Who We Are
Before the formation of the Long Island Lesbian Cancer Initiative (LILCI), there were no culturally specific services for lesbian-identified women with cancer, or their caregivers, on Long Island - despite the CDC’s identification of lesbians as a target population for breast and cervical cancer interventions in 1994.
1996, a local lesbian bar held an event to raise money for the fight
against breast cancer that became an annual occurrence. This rallied
the community by connecting a local focus and real faces to the
lesbian cancer epidemic. LILCI was founded by and for lesbians to
resolve this gap in services in November of 2000 because of dialogues
that began at this community building event.
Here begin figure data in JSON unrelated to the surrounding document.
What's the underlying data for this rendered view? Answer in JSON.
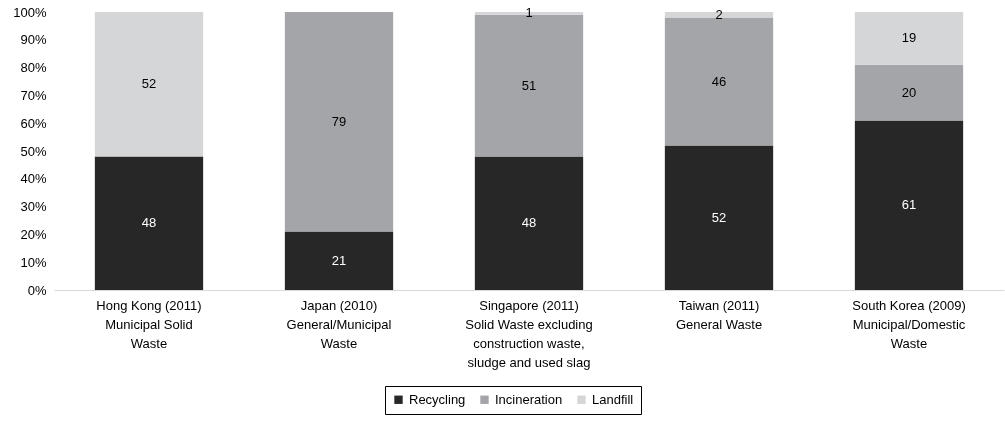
{
  "chart_data": {
    "type": "bar",
    "stacked": true,
    "categories": [
      "Hong Kong (2011)\nMunicipal Solid\nWaste",
      "Japan (2010)\nGeneral/Municipal\nWaste",
      "Singapore (2011)\nSolid Waste excluding\nconstruction waste,\nsludge and used slag",
      "Taiwan (2011)\nGeneral Waste",
      "South Korea (2009)\nMunicipal/Domestic\nWaste"
    ],
    "series": [
      {
        "name": "Recycling",
        "color": "#272727",
        "values": [
          48,
          21,
          48,
          52,
          61
        ]
      },
      {
        "name": "Incineration",
        "color": "#a4a5a8",
        "values": [
          null,
          79,
          51,
          46,
          20
        ]
      },
      {
        "name": "Landfill",
        "color": "#d5d6d8",
        "values": [
          52,
          null,
          1,
          2,
          19
        ]
      }
    ],
    "ylim": [
      0,
      100
    ],
    "yticks": [
      {
        "value": 0,
        "label": "0%"
      },
      {
        "value": 10,
        "label": "10%"
      },
      {
        "value": 20,
        "label": "20%"
      },
      {
        "value": 30,
        "label": "30%"
      },
      {
        "value": 40,
        "label": "40%"
      },
      {
        "value": 50,
        "label": "50%"
      },
      {
        "value": 60,
        "label": "60%"
      },
      {
        "value": 70,
        "label": "70%"
      },
      {
        "value": 80,
        "label": "80%"
      },
      {
        "value": 90,
        "label": "90%"
      },
      {
        "value": 100,
        "label": "100%"
      }
    ],
    "legend": "bottom",
    "data_labels": true
  }
}
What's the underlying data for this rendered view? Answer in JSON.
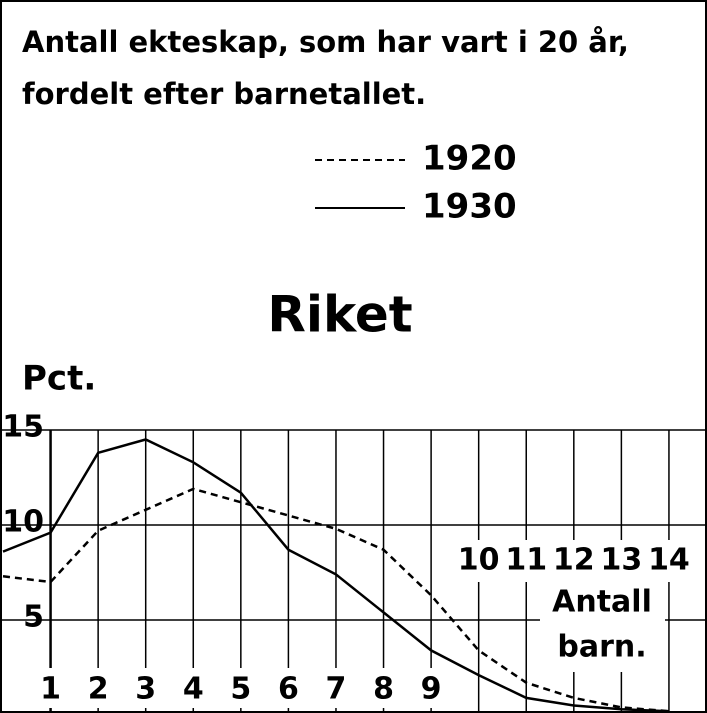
{
  "chart_data": {
    "type": "line",
    "title_lines": [
      "Antall ekteskap, som har vart i 20 år,",
      "fordelt efter barnetallet."
    ],
    "subtitle": "Riket",
    "y_label": "Pct.",
    "x_label_lines": [
      "Antall",
      "barn."
    ],
    "x": [
      0,
      1,
      2,
      3,
      4,
      5,
      6,
      7,
      8,
      9,
      10,
      11,
      12,
      13,
      14
    ],
    "series": [
      {
        "name": "1920",
        "color": "#000000",
        "dash": true,
        "values": [
          7.3,
          7.0,
          9.7,
          10.8,
          11.9,
          11.2,
          10.5,
          9.8,
          8.7,
          6.3,
          3.4,
          1.7,
          0.9,
          0.4,
          0.2
        ]
      },
      {
        "name": "1930",
        "color": "#000000",
        "dash": false,
        "values": [
          8.6,
          9.6,
          13.8,
          14.5,
          13.3,
          11.7,
          8.7,
          7.4,
          5.4,
          3.4,
          2.1,
          0.9,
          0.5,
          0.3,
          0.2
        ]
      }
    ],
    "xlim": [
      0,
      14.8
    ],
    "xticks": [
      1,
      2,
      3,
      4,
      5,
      6,
      7,
      8,
      9,
      10,
      11,
      12,
      13,
      14
    ],
    "ylim": [
      0,
      15
    ],
    "yticks": [
      5,
      10,
      15
    ],
    "grid": true
  }
}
Today, LILCI relies on three all-volunteer bodies – a Board
of Directors, a Community Advisory Council,
and a Professional Advisory Council -
composed of community leaders, cancer survivors and caregivers,
health and human service providers and researchers. These entities
inform and support each other in an effort to impact the health
and wellness of LILCI's communities. This is accomplished by education,
advocacy, research and services. Programs are conducted by a pool
of local volunteers. With the support of partners, colleagues and
allies across the continent, LILCI exists for our community and
because of our volunteers. By maintaining a modest infrastructure,
working out of our homes, collaborating with allies, and by importing
resources to Long Island, LILCI’s global approach maximizes
resources within a sustainable system.